Se desde a promulgação da lei italiana 180, ou Lei Basaglia, (cuja contextualização jurídica está presente no capítulo “ Lei e psiquiatria, uma análise das normas no campo psiquiátrico”, que faz um panorama em comparação às outras leis, promulgadas antes e durante a experiência italiana, como a americana, inglesa e francesa,) determinou-se a extinção dos manicômios no territorio italiano, o que, por um lado, poderia ser considerada uma vitória para Basaglia, por outro lado coloca um problema, em estabelecer que a reforma psiquiátrica esteja restrita a esse aspecto.
De um modo geral, os capítulos deixam bem claro que não se trata de acabar com manicômios, mas de subverter a ordem social, de um modo em que a voz da loucura possa ganhar seus próprios contornos, independente dos ouvidos científicos que lhe dão atenção, fármacos, verdades, contornos morais e exclusão.
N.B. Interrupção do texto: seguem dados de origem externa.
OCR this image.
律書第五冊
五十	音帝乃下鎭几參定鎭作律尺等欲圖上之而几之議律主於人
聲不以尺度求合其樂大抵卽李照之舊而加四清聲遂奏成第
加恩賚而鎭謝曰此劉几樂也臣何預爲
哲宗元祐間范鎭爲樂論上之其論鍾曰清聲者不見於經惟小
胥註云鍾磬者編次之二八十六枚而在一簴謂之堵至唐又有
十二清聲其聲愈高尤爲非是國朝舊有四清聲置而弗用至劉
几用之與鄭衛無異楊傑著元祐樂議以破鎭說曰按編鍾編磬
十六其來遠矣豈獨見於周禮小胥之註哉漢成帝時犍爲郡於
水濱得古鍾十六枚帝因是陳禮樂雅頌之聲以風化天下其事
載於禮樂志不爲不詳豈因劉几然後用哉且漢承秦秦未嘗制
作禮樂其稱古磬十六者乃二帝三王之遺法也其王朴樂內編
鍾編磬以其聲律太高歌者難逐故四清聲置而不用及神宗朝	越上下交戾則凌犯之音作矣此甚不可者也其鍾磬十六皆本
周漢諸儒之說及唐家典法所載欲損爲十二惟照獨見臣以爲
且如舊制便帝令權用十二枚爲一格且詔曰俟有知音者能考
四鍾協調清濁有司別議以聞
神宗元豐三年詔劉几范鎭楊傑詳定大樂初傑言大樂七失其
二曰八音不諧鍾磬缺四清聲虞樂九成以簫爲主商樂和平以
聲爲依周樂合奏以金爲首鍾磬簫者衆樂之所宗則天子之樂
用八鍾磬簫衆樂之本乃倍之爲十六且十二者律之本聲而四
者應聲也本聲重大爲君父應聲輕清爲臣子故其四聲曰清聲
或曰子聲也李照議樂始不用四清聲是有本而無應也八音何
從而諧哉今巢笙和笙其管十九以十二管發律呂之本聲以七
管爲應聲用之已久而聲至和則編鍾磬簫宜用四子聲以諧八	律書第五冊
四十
Quem pode sintetizar melhor isso foram os surrealistas, em 1925, com um manifesto de artistas franceses que assinavam a “la revolution surréaliste”, cujo texto dirigido aos diretores dos manicômios, serve-nos de epígrafe e, assim se espera, de epitáfio: “Amanhã de manhã, na hora da visita, quando, sem nenhum dicionário, tentarem se comunicar com esses homens, queiram lembrar e reconhecer que, diante deles,os senhores tem uma única superioridade: a força”.